Oh I sympathize with the beleaguered medical profession. No one can continue to pay ever-increasing fees, especially in today’s economic climate. What bothered me, then, and still bothers me, was that patients were expected to support the doctors in their actions, under the threat of thousands of doctors fleeing the state or abandoning the practice of medicine altogether. Somehow, the patients were dragged into the fight and placed squarely in the middle between the doctor and an insurance company. This is a bad habit that the whole medical insurance system has gotten into, and it still goes on today.
It all started with HMOs, those “health maintenance organizations” who sold us a bill of good disguised as affordable health care. What we really got was a draconian system of delay and defer tactics, reams of paperwork, and a bill from the doctor stating that he can’t wait any longer for your insurance payment and besides, you signed a form stating that you would pay any balance due. Of course, the HMO, who has lost the original paperwork, then denies payment based on the 30-day rule — if they can lose your paperwork for 30 days, they don’t have to pay the bill.
So you call the doctor about the missing paperwork, and suggest that someone from the doctor’s office call the insurance carrier and discuss it. The office staff refuses, claiming that only patients can call the insurance company, they are much too busy sending out bills and they remind you that YOU ARE RESPONSIBLE if the insurance company doesn’t pay. So you call the insurance company who reiterates, WE DO NOT HAVE THE PAPERWORK. Meanwhile, a lovely collection of weekly billing notices begin to pile up in your house, each one in a more vibrant color than the previous one, each one demanding payment, from YOU – THE RESPONSIBLE PARTY. Eventually, a letter comes from the insurance company. They have gotten the bill! Unfortunately, the doctor’s bill and mysterious diagnosis code is insufficient, could I please send a written explanation of why I (or my child) required this doctor’s services? This, of course is followed by the requisite losing of the letter and remailing of the letter procedure, followed by a repeat of the THIRTY DAYS HAS GONE BY letter — the end result being, the bill is unpaid, and the doctor has now turned it over to his lawyer. No one stages a protest, has a work stoppage or even writes a terse letter over YOUR insurance troubles. You are left one your own, smack dab in the middle between the medical profession and the insurance company.
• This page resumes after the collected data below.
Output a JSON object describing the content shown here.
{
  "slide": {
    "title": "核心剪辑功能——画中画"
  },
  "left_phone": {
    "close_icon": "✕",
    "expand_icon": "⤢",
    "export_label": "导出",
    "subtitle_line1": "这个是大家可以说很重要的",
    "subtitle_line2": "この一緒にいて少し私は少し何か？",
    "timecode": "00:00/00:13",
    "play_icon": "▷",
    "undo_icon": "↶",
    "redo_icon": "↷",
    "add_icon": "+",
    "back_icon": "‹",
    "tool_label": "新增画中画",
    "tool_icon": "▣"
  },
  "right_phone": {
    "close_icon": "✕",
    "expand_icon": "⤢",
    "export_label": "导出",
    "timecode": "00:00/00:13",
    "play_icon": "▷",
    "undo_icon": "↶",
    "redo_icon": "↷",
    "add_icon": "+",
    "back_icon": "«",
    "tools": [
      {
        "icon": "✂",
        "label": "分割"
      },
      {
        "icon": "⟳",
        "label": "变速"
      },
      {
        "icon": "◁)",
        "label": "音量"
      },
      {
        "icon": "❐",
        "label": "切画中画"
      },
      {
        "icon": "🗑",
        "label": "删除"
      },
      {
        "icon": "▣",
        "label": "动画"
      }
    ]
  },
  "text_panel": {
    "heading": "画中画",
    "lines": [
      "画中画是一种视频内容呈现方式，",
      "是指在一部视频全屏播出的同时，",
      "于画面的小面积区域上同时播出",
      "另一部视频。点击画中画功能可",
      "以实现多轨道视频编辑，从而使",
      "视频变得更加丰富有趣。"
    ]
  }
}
Not long ago, I had a bill for services that has been ping-ponging between me, the medical provider, the insurance company and several layers of lawyers and collection agencies for FIVE YEARS. I was no longer employed at the company that provided the medical insurance, and that company no longer used that insurance company. Surprisingly, there were many complaints about unpaid medical bills. Another time, a bill for my daughter was paid on a timely basis; however, the check was sent to a hospital instead of the doctor. The hospital, not wishing to interfere, promptly cashed the check, and set up an account with a credit balance under my daughter’s name. The fact that my daughter had never been a patient at that hospital was apparently unimportant. When I finally tracked the payment down and called the hospital, they refused to refund the money. After all, the insurance company had sent it to them. Only a certified letter from the insurance carrier demanding the money back would result in the hospital issuing a refund. Do you think either the insurance company or the hospital would call each other to correct the error? HA! As the patient (or parent of the patient as the case was) I had to call each entity and transfer messages back and forth to them. I felt like the child in a dysfunctional divorce, carrying messages between parents who refuse to speak to each other.
And of course, you know what else was happening during this time. The doctor was sending me bills for payment reminding me that I WAS THE RESPONSIBLE PARTY and that my failure to meet my obligation was going to result in the matter being referred to a collection agency.
All I can say is, get in line, there are ten doctors ahead of you.